Intégrité
Pourquoi je traite l’intégrité comme une exigence non négociable
Un graphique peut paraître soigné, moderne et convaincant tout en déformant les données. C’est pour cela que l’intégrité compte autant. Ici, la question n’est plus seulement la clarté ou la complétude. La vraie question est de savoir si la forme visuelle conduit le lecteur vers une conclusion fausse.
Dans ce chapitre, nous allons voir les règles qui protègent un graphique contre l’exagération, la distorsion et les comparaisons trompeuses.
Les règles que je range sous l’intégrité
- Règle 17. Échelle appropriée
- Règle 18. Type de graphique
- Règle 19. Qualité de la palette continue
- Règle 20. Éviter les doubles axes
- Règle 21. Base des aires
- Règle 22. Rapport hauteur/largeur cohérent
- Règle 23. Qualité des classes d’histogramme
- Règle 24. Cohérence des couleurs catégorielles
- Règle 25. Référence zéro pour les valeurs divergentes
Règle 17 : Échelle appropriée
Avec un graphique en barres, la longueur est l’encodage principal. Si la base est tronquée, la différence visuelle devient artificiellement exagérée.
- C’est l’un des exemples les plus clairs et les plus pédagogiques de mauvaise représentation visuelle.
- Dans la plupart des cas, si un graphique utilise des barres, j’attends que la base commence à zéro.

Règle 18 : Type de graphique
Je dis souvent aux étudiants que le type de graphique n’est pas d’abord un choix de style. C’est un choix de structure. L’encodage doit correspondre au type de données et à la question posée.
- Les séries temporelles appellent en général des lignes.
- Les catégories appellent en général des barres.
- Les relations appellent des nuages de points.
- Les distributions appellent des histogrammes.

Règle 19 : Qualité de la palette continue
Les palettes continues peuvent facilement tromper lorsqu’elles créent de fausses frontières ou des emphases inégales. C’est l’une des raisons pour lesquelles je me méfie des palettes de type arc-en-ciel.
- Une mauvaise palette peut suggérer une structure qui n’existe pas.
- Les palettes séquentielles ou divergentes sont en général plus sûres et plus interprétables.

Règle 20 : Éviter les doubles axes
Les graphiques à double axe invitent souvent le lecteur à comparer deux formes qui ne devraient pas être comparées directement. Le simple fait de partager le même espace crée une incitation visuelle à rapprocher des échelles non comparables.
- En cours, j’utilise souvent ces graphiques pour discuter des alignements trompeurs.
- Même lorsqu’ils sont techniquement possibles, ils sont très souvent peu utiles pédagogiquement.

Règle 21 : Base des aires
Un graphique en aires ne montre pas seulement une position. Il utilise aussi une surface remplie comme preuve visuelle. La base compte donc énormément.
- Une base tronquée gonfle l’ampleur perçue.
- Je veux que les étudiants traitent les aires remplies avec la même prudence que les barres.

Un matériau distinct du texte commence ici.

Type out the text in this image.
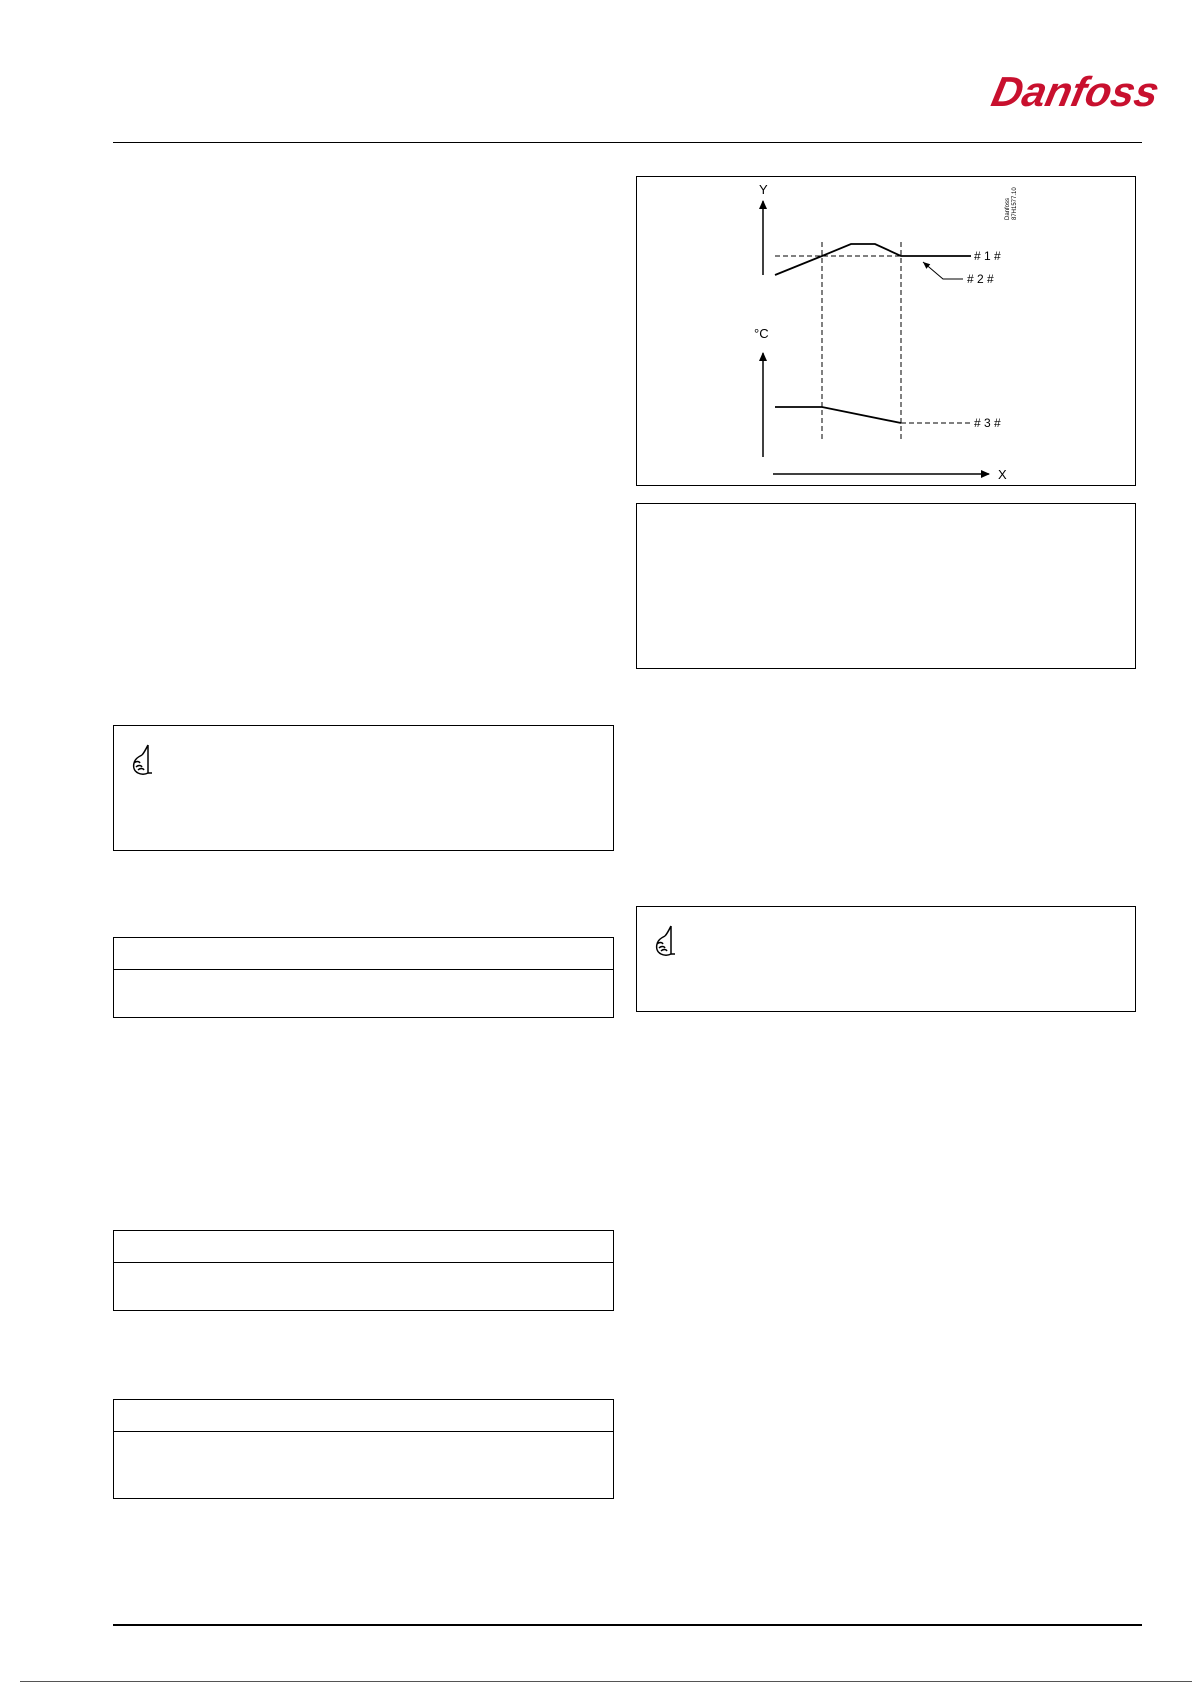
Danfoss
Y
°C
X
# 1 #
# 2 #
# 3 #
Danfoss 87H1577.10
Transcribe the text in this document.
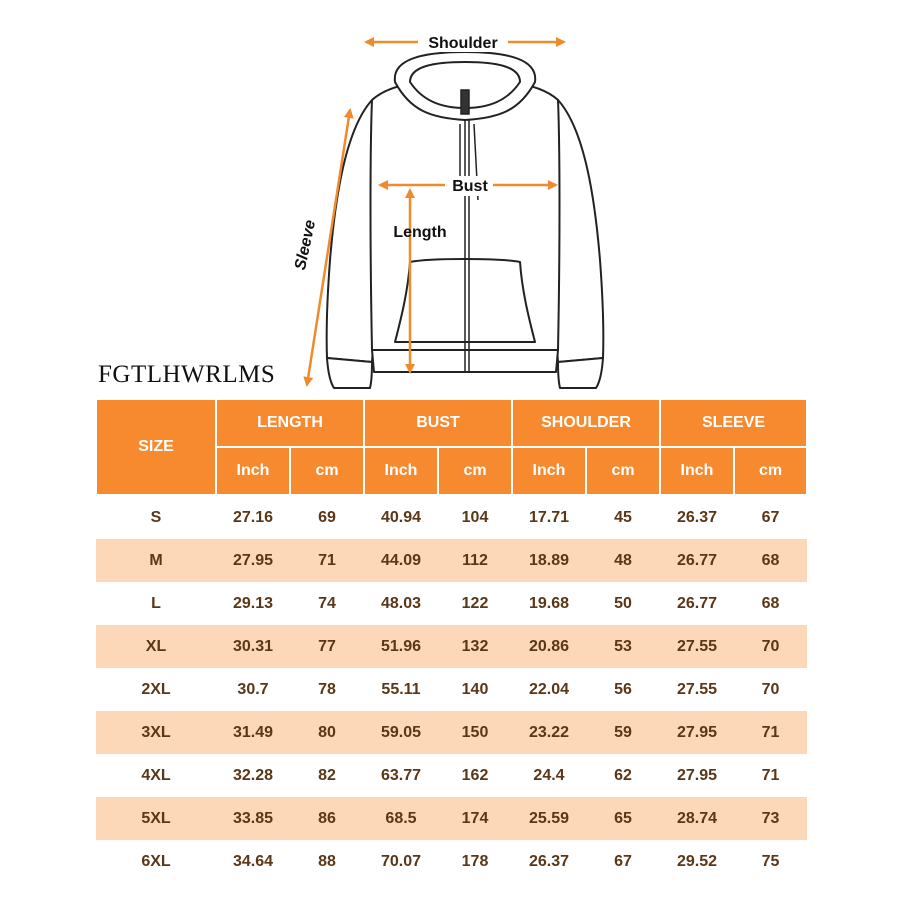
Shoulder
Bust
Length
Sleeve
FGTLHWRLMS
SIZE	LENGTH		BUST		SHOULDER		SLEEVE	
	Inch	cm	Inch	cm	Inch	cm	Inch	cm
S	27.16	69	40.94	104	17.71	45	26.37	67
M	27.95	71	44.09	112	18.89	48	26.77	68
L	29.13	74	48.03	122	19.68	50	26.77	68
XL	30.31	77	51.96	132	20.86	53	27.55	70
2XL	30.7	78	55.11	140	22.04	56	27.55	70
3XL	31.49	80	59.05	150	23.22	59	27.95	71
4XL	32.28	82	63.77	162	24.4	62	27.95	71
5XL	33.85	86	68.5	174	25.59	65	28.74	73
6XL	34.64	88	70.07	178	26.37	67	29.52	75
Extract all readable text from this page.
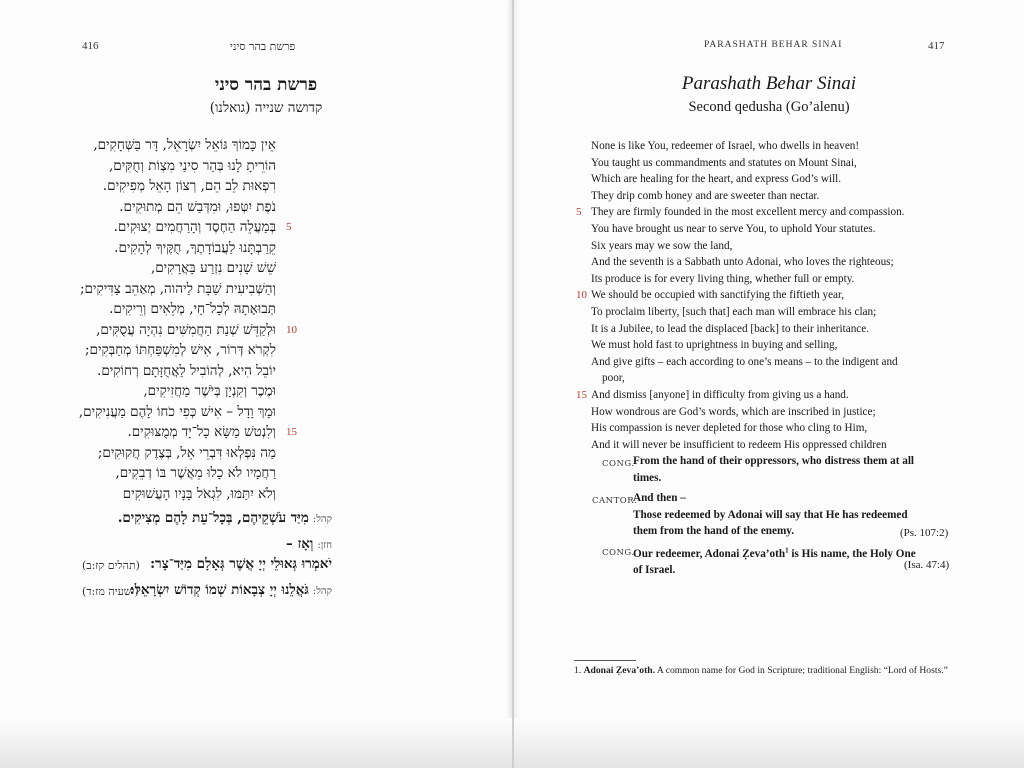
416	פרשת בהר סיני
פרשת בהר סיני
קדושה שנייה (גואלנו)
אֵין כָּמוֹךָ גּוֹאֵל יִשְׂרָאֵל, דָּר בַּשְּׁחָקִים,
הוֹרֵיתָ לָנוּ בְּהַר סִינַי מִצְוֹת וְחֻקִּים,
רִפְאוּת לֵב הֵם, רְצוֹן הָאֵל מְפִיקִים.
נֹפֶת יִטְּפוּ, וּמִדְּבַשׁ הֵם מְתוּקִים.
בְּמַעֲלֵה הַחֶסֶד וְהָרַחֲמִים יְצוּקִים. 5
קֵרַבְתָּנוּ לַעֲבוֹדָתֶךָ, חֻקֶּיךָ לְהָקִים.
שֵׁשׁ שָׁנִים נִזְרַע בָּאֲרָקִים,
וְהַשְּׁבִיעִית שַׁבָּת לַיהוה, מְאַהֵב צַדִּיקִים;
תְּבוּאָתָהּ לְכָל־חַי, מְלֵאִים וְרֵיקִים.
וּלְקַדֵּשׁ שְׁנַת הַחֲמִשִּׁים נִהְיָה עֲסֻקִּים, 10
לִקְרֹא דְּרוֹר, אִישׁ לְמִשְׁפַּחְתּוֹ מְחַבְּקִים;
יוֹבֵל הִיא, לְהוֹבִיל לַאֲחֻזָּתָם רְחוֹקִים.
וּמֶכֶר וְקִנְיָן בְּיֹשֶׁר מַחֲזִיקִים,
וּמָךְ וָדָל – אִישׁ כְּפִי כֹחוֹ לָהֶם מַעֲנִיקִים,
וְלִנְטשׁ מַשָּׂא כָל־יָד מְמֻצּוּקִים. 15
מַה נִּפְלְאוּ דִּבְרֵי אֵל, בְּצֶדֶק חֲקוּקִים;
רַחֲמָיו לֹא כָלוּ מֵאֲשֶׁר בּוֹ דְבֵקִים,
וְלֹא יִתַּמּוּ, לִגְאֹל בָּנָיו הָעֲשׁוּקִים
קהל:מִיַּד עֹשְׁקֵיהֶם, בְּכָל־עֵת לָהֶם מְצִיקִים.
חזן:וְאָז –
יֹאמְרוּ גְּאוּלֵי יְיָ אֲשֶׁר גְּאָלָם מִיַּד־צָר:
(תהלים קז:ב)
קהל:גֹּאֲלֵנוּ יְיָ צְבָאוֹת שְׁמוֹ קְדוֹשׁ יִשְׂרָאֵל:
(ישעיה מז:ד)
PARASHATH BEHAR SINAI	417
Parashath Behar Sinai
Second qedusha (Go’alenu)
None is like You, redeemer of Israel, who dwells in heaven!
You taught us commandments and statutes on Mount Sinai,
Which are healing for the heart, and express God’s will.
They drip comb honey and are sweeter than nectar.
5 They are firmly founded in the most excellent mercy and compassion.
You have brought us near to serve You, to uphold Your statutes.
Six years may we sow the land,
And the seventh is a Sabbath unto Adonai, who loves the righteous;
Its produce is for every living thing, whether full or empty.
10 We should be occupied with sanctifying the fiftieth year,
To proclaim liberty, [such that] each man will embrace his clan;
It is a Jubilee, to lead the displaced [back] to their inheritance.
We must hold fast to uprightness in buying and selling,
And give gifts – each according to one’s means – to the indigent and
poor,
15 And dismiss [anyone] in difficulty from giving us a hand.
How wondrous are God’s words, which are inscribed in justice;
His compassion is never depleted for those who cling to Him,
And it will never be insufficient to redeem His oppressed children
CONG.
From the hand of their oppressors, who distress them at all
times.
CANTOR.
And then –
Those redeemed by Adonai will say that He has redeemed
them from the hand of the enemy.	(Ps. 107:2)
CONG.
Our redeemer, Adonai Ẓeva’oth$^1$ is His name, the Holy One
of Israel.	(Isa. 47:4)
1. Adonai Ẓeva’oth. A common name for God in Scripture; traditional English: “Lord of Hosts.”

Règle 22 : Rapport hauteur/largeur cohérent
La forme de la figure modifie la manière dont un motif est perçu. Un graphique très large peut aplatir la variation. Un graphique très haut peut rendre les pentes dramatiques.
- Ce n’est pas un détail cosmétique.
- Le rapport hauteur/largeur peut influencer concrètement l’interprétation.

Règle 23 : Qualité des classes d’histogramme
Les histogrammes sont sensibles au choix des classes. Un mauvais découpage peut masquer une structure réelle ou créer une pseudo-structure bruyante.
- Trop peu de classes cachent la forme de la distribution.
- Trop de classes peuvent faire paraître le hasard significatif.

Règle 24 : Cohérence des couleurs catégorielles
La couleur doit porter un sens stable. Si les catégories changent de couleur sans logique claire, le lecteur peut inférer des groupes ou des contrastes qui n’existent pas.
- Si une catégorie est mise en évidence, ce choix doit être intentionnel et expliqué.
- Je ne veux pas que la logique colorielle dérive sans raison.

Règle 25 : Référence zéro pour les valeurs divergentes
Dès que des valeurs traversent zéro, la ligne de zéro devient un ancrage visuel crucial. Sans elle, les gains et les pertes deviennent plus difficiles à comparer et le sens de la variation devient moins lisible.
- Cela compte particulièrement pour la finance, les résidus et les graphiques d’écarts.
- Si un graphique porte sur des mouvements positifs et négatifs, je veux que zéro soit visuellement explicite.